O presidente Luiz Inácio Lula da Silva (PT) segue na liderança das intenções de voto para as eleições presidenciais de 2026, com 41% no cenário de primeiro turno, contra 31% do senador Flávio Bolsonaro (PL). A informação é da Folha de S.Paulo, que divulgou neste sábado (20) nova rodada do Datafolha. Em relação ao levantamento anterior, de maio, Lula oscilou um ponto percentual para cima, enquanto Flávio permaneceu estável. A pesquisa ouviu 2.004 pessoas em 139 municípios entre os dias 17 e 18 de junho, com margem de erro de dois pontos percentuais e nível de confiança de 95%, registrada no TSE sob o número BR-09956/2026.
No segundo turno, a situação configura empate técnico dentro da margem de erro: Lula aparece com 47% e Flávio com 43%, mesmos números registrados em maio.
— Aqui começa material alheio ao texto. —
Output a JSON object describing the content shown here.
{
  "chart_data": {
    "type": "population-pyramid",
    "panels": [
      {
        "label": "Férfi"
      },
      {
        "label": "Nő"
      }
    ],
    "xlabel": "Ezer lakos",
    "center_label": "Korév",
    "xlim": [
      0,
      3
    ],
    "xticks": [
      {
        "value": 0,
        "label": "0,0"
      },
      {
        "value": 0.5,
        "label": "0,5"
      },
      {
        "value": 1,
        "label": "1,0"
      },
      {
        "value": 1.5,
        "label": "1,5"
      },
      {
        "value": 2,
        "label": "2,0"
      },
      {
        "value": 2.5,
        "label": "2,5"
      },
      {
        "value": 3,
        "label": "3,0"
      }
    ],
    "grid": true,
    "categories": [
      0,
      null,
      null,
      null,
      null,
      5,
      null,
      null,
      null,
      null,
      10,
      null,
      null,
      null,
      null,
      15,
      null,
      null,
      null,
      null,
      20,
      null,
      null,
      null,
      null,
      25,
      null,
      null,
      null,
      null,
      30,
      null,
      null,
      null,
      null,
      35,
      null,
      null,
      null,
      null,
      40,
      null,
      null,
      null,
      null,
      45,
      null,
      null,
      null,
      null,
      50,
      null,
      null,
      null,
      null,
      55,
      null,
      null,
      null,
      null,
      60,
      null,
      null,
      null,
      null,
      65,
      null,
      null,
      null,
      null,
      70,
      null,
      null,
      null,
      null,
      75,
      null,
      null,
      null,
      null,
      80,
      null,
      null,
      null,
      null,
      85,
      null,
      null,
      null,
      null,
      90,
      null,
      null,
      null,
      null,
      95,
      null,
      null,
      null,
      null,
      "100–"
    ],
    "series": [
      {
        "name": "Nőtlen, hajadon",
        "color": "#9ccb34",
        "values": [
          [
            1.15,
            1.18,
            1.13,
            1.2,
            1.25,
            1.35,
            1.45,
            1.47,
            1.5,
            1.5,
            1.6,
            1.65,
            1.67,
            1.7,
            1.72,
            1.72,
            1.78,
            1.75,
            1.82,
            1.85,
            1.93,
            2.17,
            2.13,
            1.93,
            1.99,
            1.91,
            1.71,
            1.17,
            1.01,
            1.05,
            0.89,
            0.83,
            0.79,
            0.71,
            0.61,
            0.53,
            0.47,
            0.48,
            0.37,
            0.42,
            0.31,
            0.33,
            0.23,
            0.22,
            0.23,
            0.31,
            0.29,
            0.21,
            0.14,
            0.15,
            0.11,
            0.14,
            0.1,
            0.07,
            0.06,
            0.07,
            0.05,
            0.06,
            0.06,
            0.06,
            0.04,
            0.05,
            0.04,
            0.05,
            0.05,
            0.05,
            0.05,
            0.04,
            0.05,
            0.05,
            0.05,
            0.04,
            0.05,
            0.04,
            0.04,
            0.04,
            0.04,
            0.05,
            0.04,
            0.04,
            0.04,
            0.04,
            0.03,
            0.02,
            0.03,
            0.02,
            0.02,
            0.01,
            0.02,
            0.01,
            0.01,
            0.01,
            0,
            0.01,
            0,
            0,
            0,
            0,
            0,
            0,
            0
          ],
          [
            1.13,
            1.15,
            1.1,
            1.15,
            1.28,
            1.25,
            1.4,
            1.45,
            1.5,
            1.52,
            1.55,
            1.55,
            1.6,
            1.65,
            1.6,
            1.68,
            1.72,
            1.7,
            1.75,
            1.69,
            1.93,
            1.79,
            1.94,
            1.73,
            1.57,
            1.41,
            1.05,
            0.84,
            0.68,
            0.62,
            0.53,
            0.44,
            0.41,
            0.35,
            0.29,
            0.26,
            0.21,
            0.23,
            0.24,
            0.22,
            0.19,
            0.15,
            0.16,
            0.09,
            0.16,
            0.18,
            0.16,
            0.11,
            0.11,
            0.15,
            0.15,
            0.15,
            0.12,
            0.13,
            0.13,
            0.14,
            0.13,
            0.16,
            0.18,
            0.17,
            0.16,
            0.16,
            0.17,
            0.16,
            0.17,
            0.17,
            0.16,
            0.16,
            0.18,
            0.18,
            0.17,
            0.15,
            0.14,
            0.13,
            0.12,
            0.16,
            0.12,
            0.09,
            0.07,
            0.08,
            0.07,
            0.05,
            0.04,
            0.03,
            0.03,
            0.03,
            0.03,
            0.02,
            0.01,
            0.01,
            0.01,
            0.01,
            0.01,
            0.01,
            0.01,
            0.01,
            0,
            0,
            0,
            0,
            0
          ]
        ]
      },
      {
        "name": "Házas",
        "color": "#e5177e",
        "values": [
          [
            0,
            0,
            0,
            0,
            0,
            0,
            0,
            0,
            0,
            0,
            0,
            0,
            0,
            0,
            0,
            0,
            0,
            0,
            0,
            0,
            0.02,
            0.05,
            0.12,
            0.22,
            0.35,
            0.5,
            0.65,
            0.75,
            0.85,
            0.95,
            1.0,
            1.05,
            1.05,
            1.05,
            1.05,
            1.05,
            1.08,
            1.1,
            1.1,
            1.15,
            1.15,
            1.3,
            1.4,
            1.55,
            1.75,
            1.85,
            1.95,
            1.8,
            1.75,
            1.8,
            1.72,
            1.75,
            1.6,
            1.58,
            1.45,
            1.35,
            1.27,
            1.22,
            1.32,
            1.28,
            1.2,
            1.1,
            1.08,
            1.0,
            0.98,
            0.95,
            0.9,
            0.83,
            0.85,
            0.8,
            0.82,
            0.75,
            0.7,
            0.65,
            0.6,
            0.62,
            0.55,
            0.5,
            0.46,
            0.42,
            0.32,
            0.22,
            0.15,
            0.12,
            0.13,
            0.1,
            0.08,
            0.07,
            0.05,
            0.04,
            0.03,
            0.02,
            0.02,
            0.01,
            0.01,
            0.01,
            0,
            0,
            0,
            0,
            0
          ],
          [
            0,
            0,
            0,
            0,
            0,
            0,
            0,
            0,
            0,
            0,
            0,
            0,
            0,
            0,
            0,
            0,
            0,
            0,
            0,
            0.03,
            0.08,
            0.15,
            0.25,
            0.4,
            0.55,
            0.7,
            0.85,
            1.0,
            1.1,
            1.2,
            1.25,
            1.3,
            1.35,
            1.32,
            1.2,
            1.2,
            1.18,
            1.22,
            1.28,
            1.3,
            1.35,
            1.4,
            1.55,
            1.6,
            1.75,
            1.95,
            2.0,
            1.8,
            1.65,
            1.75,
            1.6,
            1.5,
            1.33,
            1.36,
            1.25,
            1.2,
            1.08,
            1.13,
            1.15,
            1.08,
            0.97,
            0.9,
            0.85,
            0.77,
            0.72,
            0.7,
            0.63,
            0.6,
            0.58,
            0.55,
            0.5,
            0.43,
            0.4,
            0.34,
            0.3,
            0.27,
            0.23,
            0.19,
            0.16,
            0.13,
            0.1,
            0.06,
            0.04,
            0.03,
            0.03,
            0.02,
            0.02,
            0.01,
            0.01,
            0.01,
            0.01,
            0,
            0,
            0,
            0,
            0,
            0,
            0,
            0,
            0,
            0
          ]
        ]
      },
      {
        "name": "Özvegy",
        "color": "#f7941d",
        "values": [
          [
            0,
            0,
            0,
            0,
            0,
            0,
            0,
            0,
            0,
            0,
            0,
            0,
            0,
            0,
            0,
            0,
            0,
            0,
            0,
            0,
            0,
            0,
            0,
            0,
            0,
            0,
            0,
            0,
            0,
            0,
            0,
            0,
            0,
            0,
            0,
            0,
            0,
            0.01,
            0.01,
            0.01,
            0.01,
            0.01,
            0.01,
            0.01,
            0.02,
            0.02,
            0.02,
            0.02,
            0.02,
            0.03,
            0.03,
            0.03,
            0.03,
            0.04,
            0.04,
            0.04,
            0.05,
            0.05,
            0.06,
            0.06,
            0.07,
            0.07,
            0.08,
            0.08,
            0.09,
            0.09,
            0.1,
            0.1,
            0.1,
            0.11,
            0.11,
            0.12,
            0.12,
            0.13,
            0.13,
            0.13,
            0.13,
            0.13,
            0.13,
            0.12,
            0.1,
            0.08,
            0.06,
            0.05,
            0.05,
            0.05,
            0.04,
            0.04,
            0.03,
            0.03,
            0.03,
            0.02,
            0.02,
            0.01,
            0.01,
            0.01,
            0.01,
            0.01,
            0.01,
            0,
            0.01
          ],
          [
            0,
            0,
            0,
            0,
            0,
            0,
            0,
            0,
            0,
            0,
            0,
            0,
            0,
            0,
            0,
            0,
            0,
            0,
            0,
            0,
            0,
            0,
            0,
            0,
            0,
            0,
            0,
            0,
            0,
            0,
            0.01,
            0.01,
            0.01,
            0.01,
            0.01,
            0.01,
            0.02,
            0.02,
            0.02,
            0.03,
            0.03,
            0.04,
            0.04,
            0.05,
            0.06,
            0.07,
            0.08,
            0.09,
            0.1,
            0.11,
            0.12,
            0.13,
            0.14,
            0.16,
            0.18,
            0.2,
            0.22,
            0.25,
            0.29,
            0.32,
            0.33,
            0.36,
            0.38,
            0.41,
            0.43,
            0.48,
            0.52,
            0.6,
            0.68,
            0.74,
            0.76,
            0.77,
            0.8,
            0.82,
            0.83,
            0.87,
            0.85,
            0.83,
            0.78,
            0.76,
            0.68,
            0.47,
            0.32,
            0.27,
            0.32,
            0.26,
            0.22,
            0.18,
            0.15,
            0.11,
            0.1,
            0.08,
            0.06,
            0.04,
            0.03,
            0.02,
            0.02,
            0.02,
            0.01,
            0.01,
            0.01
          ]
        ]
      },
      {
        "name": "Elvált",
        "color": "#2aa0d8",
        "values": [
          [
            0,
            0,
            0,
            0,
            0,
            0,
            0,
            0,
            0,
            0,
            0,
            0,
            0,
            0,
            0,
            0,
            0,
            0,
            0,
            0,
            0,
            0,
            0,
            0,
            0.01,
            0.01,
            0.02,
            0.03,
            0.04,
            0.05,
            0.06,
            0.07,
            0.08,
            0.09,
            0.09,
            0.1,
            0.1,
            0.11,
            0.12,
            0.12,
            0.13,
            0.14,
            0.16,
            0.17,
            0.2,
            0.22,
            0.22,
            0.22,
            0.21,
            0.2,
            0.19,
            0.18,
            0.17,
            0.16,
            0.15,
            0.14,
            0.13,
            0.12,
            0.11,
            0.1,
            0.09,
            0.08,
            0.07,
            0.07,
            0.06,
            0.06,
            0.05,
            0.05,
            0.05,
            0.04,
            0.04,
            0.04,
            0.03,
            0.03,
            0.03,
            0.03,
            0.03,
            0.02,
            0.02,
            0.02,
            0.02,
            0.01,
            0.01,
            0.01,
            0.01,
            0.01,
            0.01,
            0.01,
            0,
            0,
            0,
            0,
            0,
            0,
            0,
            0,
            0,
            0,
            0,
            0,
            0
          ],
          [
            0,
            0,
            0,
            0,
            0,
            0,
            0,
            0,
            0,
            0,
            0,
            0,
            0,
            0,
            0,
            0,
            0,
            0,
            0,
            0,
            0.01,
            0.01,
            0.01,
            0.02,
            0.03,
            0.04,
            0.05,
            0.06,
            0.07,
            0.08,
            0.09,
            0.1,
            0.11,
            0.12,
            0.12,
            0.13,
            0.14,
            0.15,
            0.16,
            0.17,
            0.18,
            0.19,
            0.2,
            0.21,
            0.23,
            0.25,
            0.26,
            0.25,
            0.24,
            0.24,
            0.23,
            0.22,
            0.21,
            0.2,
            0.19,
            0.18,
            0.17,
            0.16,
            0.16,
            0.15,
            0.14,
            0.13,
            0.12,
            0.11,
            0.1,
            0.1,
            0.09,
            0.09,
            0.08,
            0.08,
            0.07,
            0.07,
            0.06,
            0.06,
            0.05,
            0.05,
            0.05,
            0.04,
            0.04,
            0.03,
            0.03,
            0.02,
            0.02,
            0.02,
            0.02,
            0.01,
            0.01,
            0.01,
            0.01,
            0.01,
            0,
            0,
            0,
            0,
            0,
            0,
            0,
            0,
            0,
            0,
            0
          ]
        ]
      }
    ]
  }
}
A informação é do Poder360, que também destaca que a pesquisa não capturou por completo os efeitos da operação da Polícia Federal contra o senador Jaques Wagner (PT-BA), líder do governo no Senado, deflagrada na quinta-feira (18), véspera do encerramento da coleta de dados. A investigação apura se o petista teria atuado na Casa Alta em favor do Banco Master, fundado por Daniel Vorcaro — mesmo empresário envolvido no caso "Dark Horse", que já desgastou a imagem de Flávio nas pesquisas.
No campo da rejeição, ambos os candidatos lideram entre os mais recusados pelo eleitorado. Flávio Bolsonaro é rejeitado por 48% dos entrevistados, e Lula por 46% — tecnicamente empatados dentro da margem de erro. A informação é do O Globo. Na sequência, aparecem Aécio Neves, com 23%, e Romeu Zema, com 17%. O quadro de rejeição elevada para os dois principais nomes reforça a tese de que a eleição de 2026 será marcada menos por entusiasmo e mais por voto de rejeição ao adversário — uma dinâmica que dificulta a consolidação de qualquer candidato antes do horário eleitoral gratuito.
Os demais candidatos aparecem com números ainda pouco expressivos no primeiro turno: Ronaldo Caiado (PSD) e Renan Santos (Missão) somam 3% cada; Romeu Zema (Novo), Aécio Neves (PSDB), Samara Martins (UP) e Augusto Cury (Avante) registram 2% cada. A informação é do G1. O cenário eleitoral foi apontado como o principal fator doméstico a influenciar os ativos financeiros brasileiros nos próximos seis meses, segundo gestores ouvidos em pesquisa do Bank of America — o que reforça que o resultado de outubro está longe de ser uma certeza para qualquer lado.